Directed by Michael Mayer, the new play — which Moore describes as a “12-step meeting for the Democratic Party” and runs through Oct. 22 — is segmented to resemble a political rally, an autobiography, an interview segment with a surprise guest and, yes, a head-to-head game show. Despite an initial audio snafu and a brief lull while searching for audience participants, the opening-night performance went smoothly, without protesters outside or hecklers inside. And when Moore misspoke by saying Abraham Lincoln didn’t free slaves, he just laughed it off and said, “First time on Broadway!”
Thursday’s performance included punchlines commenting on the latest political headlines, which Moore said he’s reading for material until half an hour before curtain. “It’s not enough though,” he told The Hollywood Reporter afterward. “One night, when Keith Olbermann was the surprise guest — I had already [commented] on the latest news, and he walked out with his phone and read something new to the audience!”
The show’s previews also welcomed Bryan Cranston, Maxine Waters and Judah Friedlander, and upcoming guests include Rosie O’Donnell and, possibly, Madonna, according to a representative of the production.
On opening night, the guest was Gloria Steinem. The legendary activist and journalist joined Moore onstage for a candid conversation about someday getting the Equal Rights Amendment passed, abolishing the electoral college and generally staying vigilant in the Trump era.
“I don’t have the answers, but you have to remember though, I’m a hope-aholic,” explained Steinem, who received a standing ovation after her appearance. “Though it’s incredibly dangerous what happened — and it is, as you pointed out, the result of a perfect storm — we are woke now. We are seriously woke. … It’s a thousand times more because it’s all age groups and the anti-Vietnam movement was largely young people, and it’s geographically everywhere where the civil rights movement was not as much in the whole country as it should have been. It’s just huge. It is the majority, it’s people just doing whatever we can, which is the key.”
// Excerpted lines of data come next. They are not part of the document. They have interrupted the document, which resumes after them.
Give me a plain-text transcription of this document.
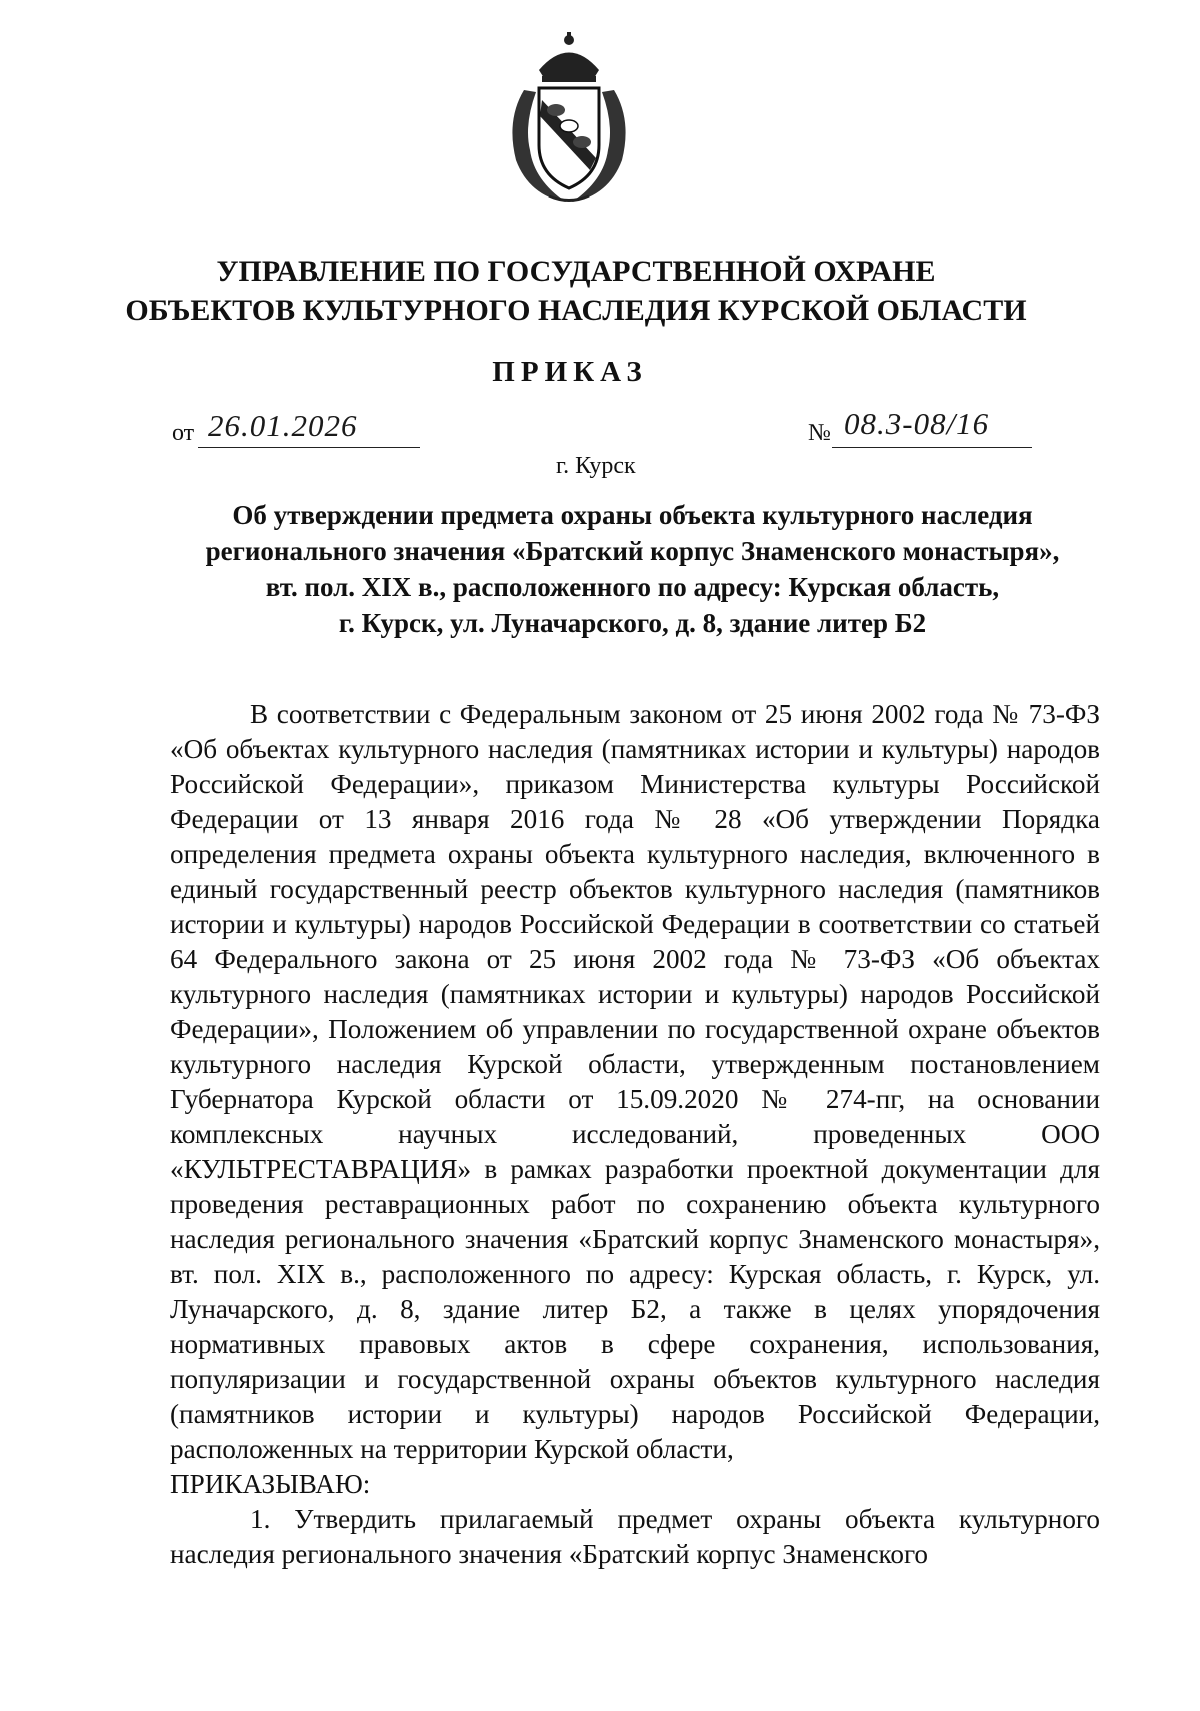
УПРАВЛЕНИЕ ПО ГОСУДАРСТВЕННОЙ ОХРАНЕ
ОБЪЕКТОВ КУЛЬТУРНОГО НАСЛЕДИЯ КУРСКОЙ ОБЛАСТИ
ПРИКАЗ
от 26.01.2026	№ 08.3-08/16
г. Курск
Об утверждении предмета охраны объекта культурного наследия
регионального значения «Братский корпус Знаменского монастыря»,
вт. пол. XIX в., расположенного по адресу: Курская область,
г. Курск, ул. Луначарского, д. 8, здание литер Б2

В соответствии с Федеральным законом от 25 июня 2002 года № 73-ФЗ «Об объектах культурного наследия (памятниках истории и культуры) народов Российской Федерации», приказом Министерства культуры Российской Федерации от 13 января 2016 года № 28 «Об утверждении Порядка определения предмета охраны объекта культурного наследия, включенного в единый государственный реестр объектов культурного наследия (памятников истории и культуры) народов Российской Федерации в соответствии со статьей 64 Федерального закона от 25 июня 2002 года № 73-ФЗ «Об объектах культурного наследия (памятниках истории и культуры) народов Российской Федерации», Положением об управлении по государственной охране объектов культурного наследия Курской области, утвержденным постановлением Губернатора Курской области от 15.09.2020 № 274-пг, на основании комплексных научных исследований, проведенных ООО «КУЛЬТРЕСТАВРАЦИЯ» в рамках разработки проектной документации для проведения реставрационных работ по сохранению объекта культурного наследия регионального значения «Братский корпус Знаменского монастыря», вт. пол. XIX в., расположенного по адресу: Курская область, г. Курск, ул. Луначарского, д. 8, здание литер Б2, а также в целях упорядочения нормативных правовых актов в сфере сохранения, использования, популяризации и государственной охраны объектов культурного наследия (памятников истории и культуры) народов Российской Федерации, расположенных на территории Курской области,

ПРИКАЗЫВАЮ:

1. Утвердить прилагаемый предмет охраны объекта культурного наследия регионального значения «Братский корпус Знаменского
Tony Bennett, Dan Rather, Christie Brinkley, Anna Deavere Smith, Josh Lucas and O’Donnell were among the opening-night attendees. When O’Donnell was referenced in the show, she raised her hand with a laugh. After the performance, Moore, Steinem, Brinkley and others walked to the afterparty at the Bryant Park Grill, where the newly-minted stage star spoke freely about Monday’s divisive Bachelorette finale: “Of course it should’ve been Peter [Kraus]! He wanted the relationship, but he wasn’t ready to propose and that’s okay. Go have the relationship!” he shouted. “Am I the only one on the left who watches Bachelorette? Me and Noam Chomsky.”